Namun memberikan anak gadget tidak dapat dipisahkan dari risikonya sendiri. Anak memang berpotensi terganggu secara fisik (utamanya mata), atau secara psikis (emosi jadi cenderung labil). Kedua hal ini barangkali tidak melekat secara penuh, tetapi pengaruhnya tetap ada.

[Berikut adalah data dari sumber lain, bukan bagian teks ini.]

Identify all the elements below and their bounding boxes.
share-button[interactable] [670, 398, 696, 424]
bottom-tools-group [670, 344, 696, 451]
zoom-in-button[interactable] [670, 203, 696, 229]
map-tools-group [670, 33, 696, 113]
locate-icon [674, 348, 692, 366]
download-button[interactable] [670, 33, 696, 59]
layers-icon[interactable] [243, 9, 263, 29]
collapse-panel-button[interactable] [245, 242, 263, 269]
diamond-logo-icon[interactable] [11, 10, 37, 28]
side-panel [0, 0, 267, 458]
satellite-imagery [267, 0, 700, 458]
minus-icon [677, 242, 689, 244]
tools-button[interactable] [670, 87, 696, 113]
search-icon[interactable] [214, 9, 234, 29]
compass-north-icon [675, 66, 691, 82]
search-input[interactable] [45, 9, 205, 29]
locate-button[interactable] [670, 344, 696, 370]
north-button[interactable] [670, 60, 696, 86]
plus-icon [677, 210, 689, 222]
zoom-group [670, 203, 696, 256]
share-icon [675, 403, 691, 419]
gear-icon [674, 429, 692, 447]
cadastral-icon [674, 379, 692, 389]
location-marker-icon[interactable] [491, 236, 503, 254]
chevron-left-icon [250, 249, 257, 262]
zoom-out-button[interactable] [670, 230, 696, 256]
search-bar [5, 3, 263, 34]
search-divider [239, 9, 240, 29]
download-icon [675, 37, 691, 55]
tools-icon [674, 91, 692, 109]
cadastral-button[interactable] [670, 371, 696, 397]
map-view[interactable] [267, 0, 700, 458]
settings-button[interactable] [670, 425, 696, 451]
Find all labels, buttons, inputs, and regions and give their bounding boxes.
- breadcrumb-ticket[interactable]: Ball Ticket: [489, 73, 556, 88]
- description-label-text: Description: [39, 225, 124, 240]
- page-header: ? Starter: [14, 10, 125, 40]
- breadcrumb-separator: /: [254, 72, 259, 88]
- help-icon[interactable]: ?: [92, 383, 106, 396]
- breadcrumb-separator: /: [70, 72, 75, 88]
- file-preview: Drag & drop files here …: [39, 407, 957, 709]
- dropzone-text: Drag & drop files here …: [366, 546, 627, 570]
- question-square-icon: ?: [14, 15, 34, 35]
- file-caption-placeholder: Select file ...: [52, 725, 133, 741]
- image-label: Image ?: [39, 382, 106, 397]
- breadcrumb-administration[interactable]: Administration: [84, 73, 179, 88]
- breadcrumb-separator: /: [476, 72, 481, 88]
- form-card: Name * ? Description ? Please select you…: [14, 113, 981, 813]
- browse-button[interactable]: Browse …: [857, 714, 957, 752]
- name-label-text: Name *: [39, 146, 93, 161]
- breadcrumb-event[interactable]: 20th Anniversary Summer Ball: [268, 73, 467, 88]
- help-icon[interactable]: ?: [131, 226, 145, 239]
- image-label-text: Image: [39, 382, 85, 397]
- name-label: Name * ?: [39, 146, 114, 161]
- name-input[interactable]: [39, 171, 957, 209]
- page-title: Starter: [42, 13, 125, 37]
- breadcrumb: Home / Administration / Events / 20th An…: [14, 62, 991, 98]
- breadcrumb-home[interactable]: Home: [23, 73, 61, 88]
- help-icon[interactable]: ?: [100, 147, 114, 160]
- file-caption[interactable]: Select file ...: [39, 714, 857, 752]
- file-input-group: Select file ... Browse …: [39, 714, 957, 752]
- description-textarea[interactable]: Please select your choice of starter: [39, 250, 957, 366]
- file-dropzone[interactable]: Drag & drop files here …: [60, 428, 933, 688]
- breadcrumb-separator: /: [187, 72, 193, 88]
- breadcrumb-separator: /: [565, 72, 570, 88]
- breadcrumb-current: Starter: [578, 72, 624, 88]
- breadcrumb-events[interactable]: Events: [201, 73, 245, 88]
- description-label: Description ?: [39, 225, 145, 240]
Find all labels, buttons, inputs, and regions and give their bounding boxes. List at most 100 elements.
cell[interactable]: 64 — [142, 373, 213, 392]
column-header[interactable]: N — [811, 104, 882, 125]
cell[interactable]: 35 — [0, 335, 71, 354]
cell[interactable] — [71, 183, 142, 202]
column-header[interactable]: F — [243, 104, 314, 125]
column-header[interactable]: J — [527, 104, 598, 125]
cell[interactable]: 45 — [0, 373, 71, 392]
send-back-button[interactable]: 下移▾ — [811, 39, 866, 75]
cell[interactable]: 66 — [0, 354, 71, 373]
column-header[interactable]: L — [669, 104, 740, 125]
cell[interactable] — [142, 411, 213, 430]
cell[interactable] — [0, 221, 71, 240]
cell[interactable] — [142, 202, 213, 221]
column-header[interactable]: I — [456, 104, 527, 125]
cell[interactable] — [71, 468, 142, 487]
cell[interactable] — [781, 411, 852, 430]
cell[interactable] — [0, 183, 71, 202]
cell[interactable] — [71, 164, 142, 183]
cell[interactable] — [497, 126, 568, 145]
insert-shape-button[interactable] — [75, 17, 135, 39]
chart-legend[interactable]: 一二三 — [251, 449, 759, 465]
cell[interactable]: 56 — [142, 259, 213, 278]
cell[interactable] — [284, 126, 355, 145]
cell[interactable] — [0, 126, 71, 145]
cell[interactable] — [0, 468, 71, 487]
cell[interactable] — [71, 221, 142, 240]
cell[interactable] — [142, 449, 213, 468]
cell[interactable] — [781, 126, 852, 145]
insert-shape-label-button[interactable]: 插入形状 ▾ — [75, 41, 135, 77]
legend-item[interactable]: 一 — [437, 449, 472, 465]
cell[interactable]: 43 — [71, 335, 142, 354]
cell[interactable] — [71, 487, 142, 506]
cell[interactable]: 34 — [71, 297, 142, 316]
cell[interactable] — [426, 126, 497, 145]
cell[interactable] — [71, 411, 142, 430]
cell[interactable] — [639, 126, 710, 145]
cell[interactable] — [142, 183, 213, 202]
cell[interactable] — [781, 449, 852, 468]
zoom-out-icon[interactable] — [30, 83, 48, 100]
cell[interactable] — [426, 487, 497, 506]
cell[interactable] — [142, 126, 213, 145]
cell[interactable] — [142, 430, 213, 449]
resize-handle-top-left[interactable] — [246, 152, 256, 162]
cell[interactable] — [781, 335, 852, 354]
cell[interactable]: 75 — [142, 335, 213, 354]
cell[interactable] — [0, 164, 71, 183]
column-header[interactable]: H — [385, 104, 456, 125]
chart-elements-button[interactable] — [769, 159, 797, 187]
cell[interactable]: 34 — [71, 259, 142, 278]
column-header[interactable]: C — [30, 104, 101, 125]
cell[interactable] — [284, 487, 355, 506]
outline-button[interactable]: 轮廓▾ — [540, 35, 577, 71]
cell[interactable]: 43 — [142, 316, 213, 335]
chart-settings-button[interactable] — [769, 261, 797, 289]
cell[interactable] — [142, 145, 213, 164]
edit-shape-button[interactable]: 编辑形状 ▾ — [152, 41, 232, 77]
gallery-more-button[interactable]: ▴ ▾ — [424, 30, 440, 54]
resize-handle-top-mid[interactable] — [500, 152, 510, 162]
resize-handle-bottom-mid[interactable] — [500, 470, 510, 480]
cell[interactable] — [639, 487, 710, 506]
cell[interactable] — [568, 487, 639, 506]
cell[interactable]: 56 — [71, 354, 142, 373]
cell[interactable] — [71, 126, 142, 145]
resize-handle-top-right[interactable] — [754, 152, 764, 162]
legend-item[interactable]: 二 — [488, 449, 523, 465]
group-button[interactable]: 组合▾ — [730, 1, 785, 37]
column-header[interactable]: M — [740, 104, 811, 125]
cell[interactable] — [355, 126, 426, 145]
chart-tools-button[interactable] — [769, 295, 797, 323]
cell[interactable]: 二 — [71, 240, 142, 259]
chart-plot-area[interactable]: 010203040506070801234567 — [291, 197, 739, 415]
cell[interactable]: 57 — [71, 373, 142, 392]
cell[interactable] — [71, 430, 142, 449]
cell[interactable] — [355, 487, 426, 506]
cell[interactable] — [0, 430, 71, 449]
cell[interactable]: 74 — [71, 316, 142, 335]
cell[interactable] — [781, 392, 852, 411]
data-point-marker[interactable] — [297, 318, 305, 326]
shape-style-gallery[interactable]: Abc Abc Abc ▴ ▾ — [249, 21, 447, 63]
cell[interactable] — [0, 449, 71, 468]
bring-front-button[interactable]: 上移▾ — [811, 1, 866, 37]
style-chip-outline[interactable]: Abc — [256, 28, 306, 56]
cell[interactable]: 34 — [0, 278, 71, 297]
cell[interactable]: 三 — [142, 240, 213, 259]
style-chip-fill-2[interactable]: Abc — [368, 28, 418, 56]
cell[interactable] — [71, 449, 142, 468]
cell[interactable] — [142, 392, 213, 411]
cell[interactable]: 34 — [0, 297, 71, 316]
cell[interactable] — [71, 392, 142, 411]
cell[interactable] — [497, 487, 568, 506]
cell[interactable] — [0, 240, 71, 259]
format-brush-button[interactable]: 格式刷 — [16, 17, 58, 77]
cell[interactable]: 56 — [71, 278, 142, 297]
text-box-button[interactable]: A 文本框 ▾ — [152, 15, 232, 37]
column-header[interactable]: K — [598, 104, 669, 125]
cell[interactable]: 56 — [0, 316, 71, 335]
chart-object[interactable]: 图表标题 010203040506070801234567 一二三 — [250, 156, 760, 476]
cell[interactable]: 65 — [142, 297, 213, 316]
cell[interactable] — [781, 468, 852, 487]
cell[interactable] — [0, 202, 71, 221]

Kalau paradigma ini diterima (yaitu gadget adalah bagian dari kehidupan manusia kini), maka pola asuh atau proses pendidikan dilakukan orang tua harus lebih meningkat dari biasanya. Maka hal-hal yang perlu dilakukan adalah:

1. Memelihara kedekatan anak dengan orang tua

Andy F. Noya di satu waktu dalam acaranya "Kick Andy" pernah mengungkapkan pengalamannya dalam memperbaiki mental anak, utamanya soal percaya diri dan juga penyebab kedekatan anak dengan orang tua, yakni melalui pelukan. Pelukan orang tua ke anak (Andy mengkhususkan anak laki-laki, tetapi sesungguhnya setiap anak berhak dipeluk oleh orang tuanya), dapat membuat anak percaya diri dan akhirnya dengan mudah mengejar prestasinya.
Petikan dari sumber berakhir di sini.